Amusingly, I wasn’t in the garage organizing my provisions much more than twenty minutes when I heard Colleen screaming and yelling. I opened the door. Over their shoulders, I saw what looked like the whole neighborhood shuffling and rumbling their way toward us. I nearly threw them inside and slammed the door shut. There was little time for celebration. I held my wife and son for only a few minutes, breathing in their scent, and crying softly in gratitude. Our reunion was interrupted a few moments later by the sound of their hands scratching and clawing insistently at the heavy garage door. It was impossible to tell how many were out there, but their sound grew louder and louder as more and more of them tried to scratch their way in. I knew we couldn’t stay here too much longer. Sooner or later, either they would get in or we would be forced out for food or water.

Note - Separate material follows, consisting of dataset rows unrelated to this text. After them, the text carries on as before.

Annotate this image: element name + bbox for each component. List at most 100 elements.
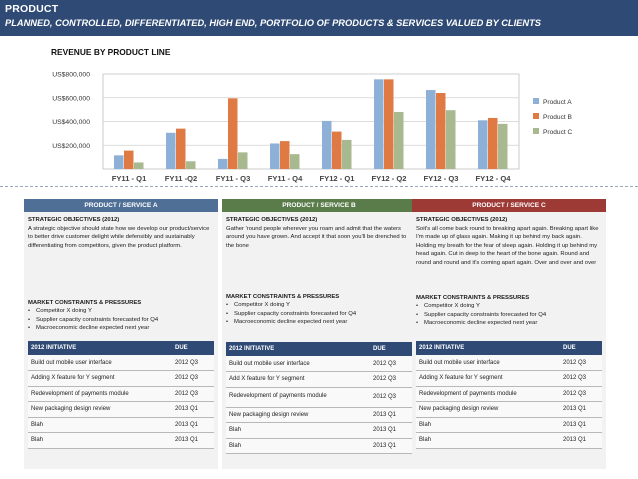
x-tick-label: FY12 - Q2: [371, 174, 406, 183]
bar: [498, 123, 508, 169]
initiative-name: Build out mobile user interface: [226, 356, 370, 372]
table-row: Blah 2013 Q1: [28, 417, 214, 433]
table-header-row: 2012 INITIATIVE DUE: [28, 341, 214, 355]
legend-swatch: [533, 113, 539, 119]
initiative-header: 2012 INITIATIVE: [28, 341, 172, 355]
list-item: Macroeconomic decline expected next year: [28, 324, 214, 333]
list-item: Macroeconomic decline expected next year: [416, 319, 602, 328]
initiative-due: 2012 Q3: [370, 387, 412, 408]
due-header: DUE: [560, 341, 602, 355]
bar: [270, 143, 280, 169]
constraints-list: Competitor X doing Y Supplier capacity c…: [28, 307, 214, 333]
initiative-due: 2012 Q3: [560, 355, 602, 371]
y-tick-label: US$400,000: [52, 119, 90, 126]
initiative-name: New packaging design review: [28, 401, 172, 418]
y-tick-label: US$600,000: [52, 95, 90, 102]
initiative-name: Redevelopment of payments module: [28, 386, 172, 402]
bar: [394, 112, 404, 169]
list-item: Supplier capacity constraints forecasted…: [226, 310, 412, 319]
initiative-name: Blah: [416, 432, 560, 449]
objectives-text: Soit's all come back round to breaking a…: [416, 225, 599, 266]
table-row: Add X feature for Y segment 2012 Q3: [226, 371, 412, 388]
initiative-name: Blah: [226, 438, 370, 454]
bar: [374, 79, 384, 169]
revenue-chart: US$200,000 US$400,000 US$600,000 US$800,000…: [52, 72, 573, 184]
table-row: Blah 2013 Q1: [226, 422, 412, 439]
bar: [228, 98, 238, 169]
initiative-name: New packaging design review: [226, 407, 370, 423]
legend-swatch: [533, 98, 539, 104]
table-header-row: 2012 INITIATIVE DUE: [416, 341, 602, 355]
list-item: Supplier capacity constraints forecasted…: [28, 316, 214, 325]
bar: [218, 158, 228, 169]
legend-label: Product B: [543, 114, 573, 121]
legend-swatch: [533, 128, 539, 134]
page-title: PRODUCT: [5, 3, 59, 15]
bar: [134, 162, 144, 169]
x-tick-label: FY11 -Q2: [165, 174, 198, 183]
x-tick-label: FY11 - Q4: [268, 174, 303, 183]
table-row: New packaging design review 2013 Q1: [226, 407, 412, 423]
initiative-due: 2013 Q1: [370, 407, 412, 423]
table-row: New packaging design review 2013 Q1: [416, 401, 602, 418]
constraints-heading: MARKET CONSTRAINTS & PRESSURES: [28, 299, 142, 306]
panel-product-c: PRODUCT / SERVICE C STRATEGIC OBJECTIVES…: [412, 199, 606, 469]
x-tick-label: FY11 - Q3: [216, 174, 251, 183]
objectives-heading: STRATEGIC OBJECTIVES (2012): [28, 217, 120, 223]
bar: [488, 117, 498, 169]
table-row: Build out mobile user interface 2012 Q3: [226, 356, 412, 372]
initiatives-table: 2012 INITIATIVE DUE Build out mobile use…: [416, 341, 602, 449]
table-row: Adding X feature for Y segment 2012 Q3: [28, 370, 214, 387]
bar: [124, 150, 134, 169]
initiative-name: Build out mobile user interface: [28, 355, 172, 371]
y-tick-label: US$200,000: [52, 143, 90, 150]
initiative-due: 2012 Q3: [560, 386, 602, 402]
initiative-due: 2013 Q1: [560, 401, 602, 418]
constraints-list: Competitor X doing Y Supplier capacity c…: [226, 301, 412, 327]
table-row: Redevelopment of payments module 2012 Q3: [416, 386, 602, 402]
table-row: Blah 2013 Q1: [416, 432, 602, 449]
objectives-heading: STRATEGIC OBJECTIVES (2012): [416, 217, 508, 223]
table-row: Blah 2013 Q1: [416, 417, 602, 433]
bar: [342, 139, 352, 169]
legend-label: Product A: [543, 99, 572, 106]
initiative-name: Blah: [28, 417, 172, 433]
list-item: Competitor X doing Y: [416, 302, 602, 311]
bar: [426, 90, 436, 169]
constraints-list: Competitor X doing Y Supplier capacity c…: [416, 302, 602, 328]
initiative-name: Adding X feature for Y segment: [416, 370, 560, 387]
initiative-due: 2012 Q3: [172, 386, 214, 402]
y-tick-label: US$800,000: [52, 72, 90, 79]
initiative-due: 2012 Q3: [370, 356, 412, 372]
initiative-due: 2013 Q1: [172, 417, 214, 433]
page-subtitle: PLANNED, CONTROLLED, DIFFERENTIATED, HIG…: [5, 18, 541, 28]
initiative-due: 2013 Q1: [172, 432, 214, 449]
x-tick-label: FY12 - Q4: [475, 174, 511, 183]
initiative-due: 2013 Q1: [370, 438, 412, 454]
initiative-due: 2012 Q3: [172, 355, 214, 371]
x-tick-label: FY11 - Q1: [112, 174, 147, 183]
initiative-due: 2012 Q3: [560, 370, 602, 387]
panel-product-a: PRODUCT / SERVICE A STRATEGIC OBJECTIVES…: [24, 199, 218, 469]
table-row: Build out mobile user interface 2012 Q3: [416, 355, 602, 371]
list-item: Competitor X doing Y: [28, 307, 214, 316]
table-row: Redevelopment of payments module 2012 Q3: [226, 387, 412, 408]
bar: [478, 120, 488, 169]
initiative-header: 2012 INITIATIVE: [416, 341, 560, 355]
table-row: New packaging design review 2013 Q1: [28, 401, 214, 418]
initiative-name: Build out mobile user interface: [416, 355, 560, 371]
x-tick-label: FY12 - Q3: [423, 174, 458, 183]
bar: [186, 161, 196, 169]
bar: [280, 141, 290, 169]
panel-header: PRODUCT / SERVICE A: [24, 199, 218, 212]
due-header: DUE: [172, 341, 214, 355]
section-divider: [0, 186, 638, 187]
page-header: PRODUCT PLANNED, CONTROLLED, DIFFERENTIA…: [0, 0, 638, 36]
bar: [166, 132, 176, 169]
bar: [322, 120, 332, 169]
initiative-due: 2012 Q3: [370, 371, 412, 388]
table-row: Blah 2013 Q1: [226, 438, 412, 454]
bar: [436, 93, 446, 169]
table-row: Blah 2013 Q1: [28, 432, 214, 449]
list-item: Supplier capacity constraints forecasted…: [416, 311, 602, 320]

I handed Colleen a hatchet and a small crowbar. I had Excalibur tucked in my belt, a crowbar in one hand and a large shovel in the other. Hastily, I pushed the lawnmower over to the main door and turned it on, clamping a zip cord over the throttle to keep it going. I hoped the sound of the lawn mower would draw them to the front of the garage. Without waiting to see if it worked, I jumped onto a worktable and kicked out a boarded window in the rear of the garage.

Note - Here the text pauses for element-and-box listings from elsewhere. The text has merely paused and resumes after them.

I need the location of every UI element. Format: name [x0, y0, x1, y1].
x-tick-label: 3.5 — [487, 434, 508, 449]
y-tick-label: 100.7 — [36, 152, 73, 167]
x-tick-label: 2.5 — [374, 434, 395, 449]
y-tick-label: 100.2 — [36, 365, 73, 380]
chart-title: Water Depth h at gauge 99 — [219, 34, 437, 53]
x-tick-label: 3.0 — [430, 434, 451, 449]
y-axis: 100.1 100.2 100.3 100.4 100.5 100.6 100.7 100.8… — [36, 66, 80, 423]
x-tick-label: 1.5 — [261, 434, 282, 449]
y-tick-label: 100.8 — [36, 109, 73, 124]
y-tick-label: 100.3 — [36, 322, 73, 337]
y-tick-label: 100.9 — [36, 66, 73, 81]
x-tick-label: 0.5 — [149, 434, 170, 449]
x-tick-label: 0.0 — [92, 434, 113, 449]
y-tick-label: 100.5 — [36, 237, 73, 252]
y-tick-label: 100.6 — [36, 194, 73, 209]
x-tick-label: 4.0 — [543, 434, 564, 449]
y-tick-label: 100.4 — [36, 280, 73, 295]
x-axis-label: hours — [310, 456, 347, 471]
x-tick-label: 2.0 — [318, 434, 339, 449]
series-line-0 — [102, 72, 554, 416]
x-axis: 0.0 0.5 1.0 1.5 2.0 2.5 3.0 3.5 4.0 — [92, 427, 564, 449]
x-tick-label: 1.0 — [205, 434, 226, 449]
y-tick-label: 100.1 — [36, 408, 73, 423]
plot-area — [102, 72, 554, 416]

Thankfully, there were no zombies immediately behind the garage. I climbed out, and Colleen followed, climbing out the window with some difficulty. Trying to stay as quiet as we could, I hopped my back fence, and again helped Colleen over. Staying low and quiet, we jogged quickly to the neighbors house.

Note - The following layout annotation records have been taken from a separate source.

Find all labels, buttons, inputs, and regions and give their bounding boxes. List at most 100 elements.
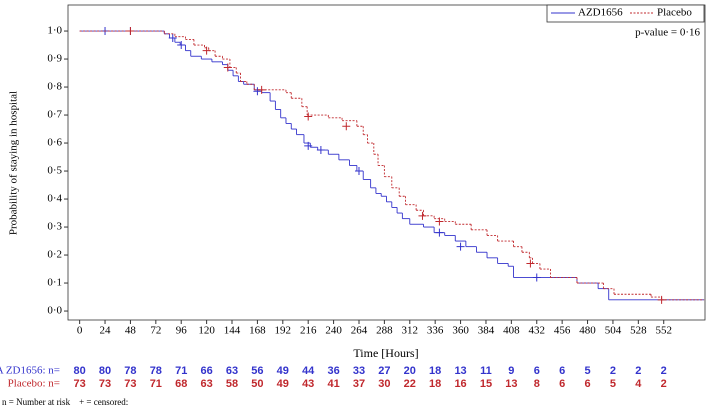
censor-mark	[177, 41, 186, 50]
x-tick-label: 264	[351, 325, 368, 337]
risk-count: 6	[584, 378, 590, 390]
y-tick-label: 0·6	[47, 137, 62, 149]
plot-frame	[67, 4, 706, 321]
p-value: p-value = 0·16	[635, 27, 700, 39]
legend-label: Placebo	[657, 7, 692, 19]
risk-count: 2	[635, 365, 641, 377]
risk-count: 73	[124, 378, 136, 390]
censor-mark	[304, 141, 313, 150]
risk-count: 68	[175, 378, 187, 390]
x-tick-label: 240	[325, 325, 342, 337]
risk-count: 6	[559, 378, 565, 390]
y-tick-label: 0·1	[47, 277, 62, 289]
risk-count: 78	[124, 365, 136, 377]
risk-count: 43	[302, 378, 314, 390]
risk-count: 66	[200, 365, 212, 377]
x-tick-label: 528	[630, 325, 647, 337]
risk-label: A ZD1656: n=	[0, 365, 60, 377]
x-tick-label: 192	[275, 325, 292, 337]
risk-count: 6	[534, 365, 540, 377]
censor-mark	[435, 228, 444, 237]
risk-count: 5	[584, 365, 590, 377]
risk-count: 44	[302, 365, 315, 377]
risk-count: 73	[74, 378, 86, 390]
risk-count: 2	[610, 365, 616, 377]
censor-mark	[354, 167, 363, 176]
y-tick-label: 0·2	[47, 249, 62, 261]
censor-mark	[456, 242, 465, 251]
censor-mark	[316, 146, 325, 155]
risk-count: 80	[99, 365, 111, 377]
risk-count: 49	[277, 378, 289, 390]
risk-count: 33	[353, 365, 365, 377]
censor-mark	[435, 217, 444, 226]
x-tick-label: 168	[249, 325, 266, 337]
x-tick-label: 288	[376, 325, 393, 337]
censor-mark	[418, 211, 427, 220]
x-axis-label: Time [Hours]	[353, 346, 418, 360]
x-tick-label: 144	[224, 325, 241, 337]
risk-count: 6	[559, 365, 565, 377]
risk-count: 71	[150, 378, 162, 390]
x-tick-label: 0	[77, 325, 83, 337]
x-tick-label: 456	[554, 325, 571, 337]
risk-count: 71	[175, 365, 187, 377]
censor-mark	[253, 87, 262, 96]
risk-count: 56	[251, 365, 263, 377]
risk-count: 78	[150, 365, 162, 377]
x-tick-label: 24	[100, 325, 112, 337]
risk-count: 58	[226, 378, 238, 390]
y-axis-label: Probability of staying in hospital	[8, 91, 20, 235]
censor-mark	[526, 259, 535, 268]
x-tick-label: 336	[427, 325, 444, 337]
risk-count: 41	[327, 378, 339, 390]
x-tick-label: 504	[605, 325, 622, 337]
x-tick-label: 552	[655, 325, 672, 337]
risk-count: 18	[429, 378, 441, 390]
censor-mark	[257, 85, 266, 94]
risk-count: 80	[74, 365, 86, 377]
risk-count: 15	[480, 378, 492, 390]
risk-count: 37	[353, 378, 365, 390]
risk-count: 49	[277, 365, 289, 377]
risk-count: 16	[454, 378, 466, 390]
risk-count: 22	[404, 378, 416, 390]
x-tick-label: 120	[198, 325, 215, 337]
risk-count: 11	[480, 365, 492, 377]
x-tick-label: 96	[176, 325, 188, 337]
censor-mark	[223, 63, 232, 72]
risk-count: 18	[429, 365, 441, 377]
y-tick-label: 0·3	[47, 221, 62, 233]
censor-mark	[532, 273, 541, 282]
risk-count: 2	[661, 365, 667, 377]
risk-count: 27	[378, 365, 390, 377]
x-tick-label: 72	[150, 325, 161, 337]
risk-count: 20	[404, 365, 416, 377]
risk-count: 13	[505, 378, 517, 390]
legend-label: AZD1656	[578, 7, 623, 19]
x-tick-label: 408	[503, 325, 520, 337]
x-tick-label: 432	[529, 325, 546, 337]
x-tick-label: 360	[452, 325, 469, 337]
risk-count: 63	[226, 365, 238, 377]
y-tick-label: 0·0	[47, 305, 62, 317]
y-tick-label: 0·8	[47, 81, 62, 93]
survival-curve	[79, 30, 704, 301]
legend-box	[546, 4, 705, 23]
risk-count: 50	[251, 378, 263, 390]
y-tick-label: 0·7	[47, 109, 62, 121]
risk-label: Placebo: n=	[8, 378, 60, 390]
risk-count: 63	[200, 378, 212, 390]
x-tick-label: 312	[402, 325, 419, 337]
x-tick-label: 216	[300, 325, 317, 337]
censor-mark	[342, 122, 351, 131]
x-tick-label: 480	[579, 325, 596, 337]
survival-curve	[79, 30, 704, 301]
risk-count: 5	[610, 378, 616, 390]
risk-count: 4	[635, 378, 642, 390]
risk-count: 36	[327, 365, 339, 377]
risk-count: 8	[534, 378, 540, 390]
censor-mark	[304, 112, 313, 121]
y-tick-label: 0·9	[47, 53, 62, 65]
risk-count: 30	[378, 378, 390, 390]
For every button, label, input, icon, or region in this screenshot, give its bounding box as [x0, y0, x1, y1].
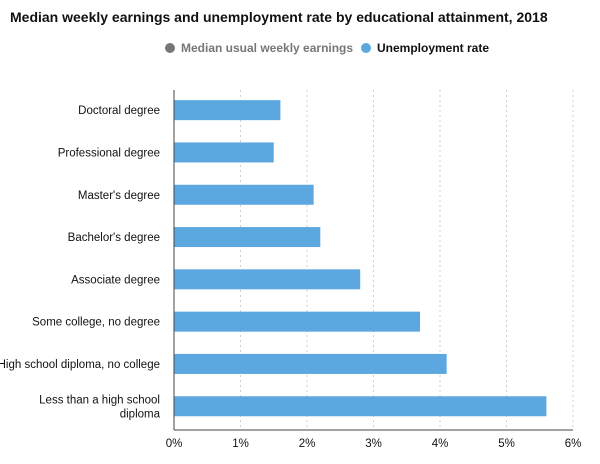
category-label: Some college, no degree [32, 317, 160, 329]
bar [174, 142, 274, 163]
category-label: Associate degree [71, 274, 160, 286]
legend-marker-1 [361, 43, 371, 53]
legend-marker-0 [165, 43, 175, 53]
bar [174, 269, 361, 290]
x-tick-label: 4% [432, 438, 449, 450]
category-label: Bachelor's degree [68, 232, 160, 244]
category-label: diploma [120, 408, 161, 420]
bar [174, 311, 421, 332]
bar [174, 100, 281, 121]
x-tick-label: 1% [232, 438, 249, 450]
legend: Median usual weekly earnings Unemployment… [165, 41, 489, 55]
category-label: Doctoral degree [78, 105, 160, 117]
legend-label-1: Unemployment rate [377, 41, 489, 55]
bar [174, 353, 447, 374]
x-tick-label: 3% [365, 438, 382, 450]
bar [174, 227, 321, 248]
category-label: Less than a high school [39, 394, 160, 406]
legend-label-0: Median usual weekly earnings [181, 41, 353, 55]
category-label: High school diploma, no college [0, 359, 160, 371]
x-tick-label: 5% [498, 438, 515, 450]
grid-lines [240, 90, 574, 430]
axis [173, 90, 573, 431]
category-label: Master's degree [78, 190, 160, 202]
bar [174, 184, 314, 205]
chart-title: Median weekly earnings and unemployment … [10, 9, 548, 25]
x-tick-label: 0% [166, 438, 183, 450]
bars [174, 100, 547, 417]
x-tick-label: 2% [299, 438, 316, 450]
x-tick-label: 6% [565, 438, 582, 450]
category-labels: Doctoral degree Professional degree Master… [0, 105, 161, 420]
tick-labels: 0% 1% 2% 3% 4% 5% 6% [166, 438, 582, 450]
bar [174, 396, 547, 417]
category-label: Professional degree [58, 147, 160, 159]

I broke the window in the door, reached inside and unlocked the door without a moments hesitation. Funny how quickly we lose our social taboos in a crisis. We hurried into the dark and silent house, straining to hear the sound of undead footsteps above our frantic beating hearts and panicked breath. I heard nothing, but didn’t feel too reassured. Once I had checked each room of the house, I relaxed a little. In a small wooden box hanging above a coathook in the hallway, I found a neatly labeled display of what I assumed were spare keys, and including what I had been hoping for, car keys. Without a word, and with Finnegan strangely sleeping through it all, Colleen and I crept into the garage, got into the dark green SUV that waited for us there. Feeling safer, I backed out of the garage, pausing only briefly at my burned out shell of a home and the dozens of undead pawing and moaning at my garage door.
I thought we were in the clear, at least for a while, but as I turned onto route thirty, I was immediately forced to a stop. In front of me was what looked like a military blockade, and without a moments hesitation, three soldiers leveled their rifles at us in an unmistakable sign of hostility. Quickly, and not particularly kindly, we were forced out of the SUV. It looked like martial law had been affected, and it looked like we were stuck right in the middle of it all.